How does the business model work? The company builds cost-effective waste collection points within Indonesian coastal communities that lack access to basic waste services, giving locals the opportunity to sell the plastic waste they collect for a profit. What’s more, For Purpose Recycling also funds waste and environmental education programs with local institutions to create community outreach and empower community members. The company follows a circular model by reintroducing the recovered ocean-bound plastic waste into new, sustainable products: fashionable and functional utility belts.
According to For Purpose Recycling, although 39% of the total plastic waste in Indonesian cities is collected, only about 16% is collected in rural and remote areas.
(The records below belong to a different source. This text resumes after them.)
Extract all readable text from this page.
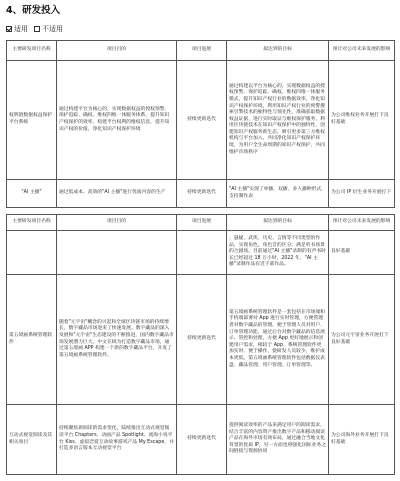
4、研发投入
适用	不适用
主要研发项目名称	项目目的	项目进展	拟达到的目标	预计对公司未来发展的影响
权明链数据权益保护平台系统	通过构建平台为核心的，实现数据权益的授权预警、保护追踪、确权、维权四维一体服务体系，提升知识产权保护的效率，构建平台权利的维权信息，提升知识产权的价值，净化知识产权保护环境	持续更新迭代	通过构建以平台为核心的，实现数据权益的授权预警、保护追踪、确权、维权四维一体服务模式，提升知识产权行业的数据效率，净化知识产权保护环境，利用知识产权行业的预警搜索引擎技术的独特性与领先性，准确获取数据权益证据，进行实时取证与维权保护服务，利用区块链技术在知识产权保护中的独特性，创建知识产权服务新生态，吸引更多第三方维权机构与平台加入，共同净化知识产权保护环境，为用户全生命周期的知识产权保护，共同维护市场秩序	为公司维权业务开展打下良好基础
"AI 主播"	通过低成本、高效的"AI 主播"进行优质内容的生产	持续更新迭代	"AI 主播"实现了单播、双播、多人播种形式，支持制作表	为公司 IP 衍生业务开展打下
主要研发项目名称	项目目的	项目进展	拟达到的目标	预计对公司未来发展的影响
			、悬疑、武侠、历史、言情等不同类型的作品，实现角色、角色音的区分，满足听书场景的合剧场。目前通过"AI 主播"录制的有声书时长已经超过 18 万小时，2022 年，"AI 主播"录制作品有近千部作品。	良好基础
第五境画系统管理软件	随着"元宇宙"概念的兴起和全球区块链市场的持续增长，数字藏品市场迎来了快速发展。数字藏品的深入发展和"元宇宙"生态建设的不断推进，国内数字藏品市场发展潜力巨大。中文在线为打造数字藏品市场，通过第五境画 APP 构建一个新的数字藏品平台，开发了第五境画系统管理软件。	持续更新迭代	第五境画系统管理软件是一套包括在市场端和手机端部署对 App 进行实时管理，方便管理者对数字藏品的管理，便于管理人员对用户、订单管理功能，通过后台对数字藏品的信息展示、管控和处理，方便 App 更好地展示和创建用户需求，相较于 App，系统管理软件更加实时、便于操作，使研发人员较少，维护成本更低。第五境画系统管理软件包括数据仪表盘、藏品管理、用户管理、订单管理等。	为公司元宇宙业务开展打下良好基础
互动式视觉阅读及其相关项目	持续聚焦新阅读的需求变化，陆续推出互动式视觉阅读平台 Chapters、动画产品 Spotlight、流海小说平台 Kiss、虚拟恋爱互动故事游戏产品 My Escape，并打造多语言版本互动视觉平台	持续更新迭代	提供阅读效率的产品来满足用户的阅读需求，结合丰富的内容资产推出数字产品和移动阅读产品在海外市场有效布局，通过融合当地文化背景的优质 IP，另一方面也将强化国际业务之间链接与资源协同	为公司海外业务开展打下良好基础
The company’s network of waste collection centers allows locals to exchange plastic waste for things like cash, school tuition and health insurance, adding a lucrative incentive to collect recyclable waste. It is increasing the recycling capacity in the areas as well by building more recycling infrastructure (in 2017, just 10% of the plastic generated in Indonesia was recycled).
The For Purpose Recycling utility belts cost $46 (USD) each and come in four colors: Komodo Black, Jeruk Orange, Subak Green and Lolo Blue. Fully adjustable, minimal and fashioned from recycled polyester, the belts are made in China in a factory that’s certified as Global Recycled Standard by third-party certifier Textile Exchange. Once the belt has reached the end of its life, consumers can send it back to For Purpose Recycling to be recycled for store credit.
For Purpose Recycling partners with local nonprofits with connections to the community to create a long-term impact, an aspect it hopes will help the company achieve its goal of preventing 1 million kilograms of plastic from entering the oceans by 2023.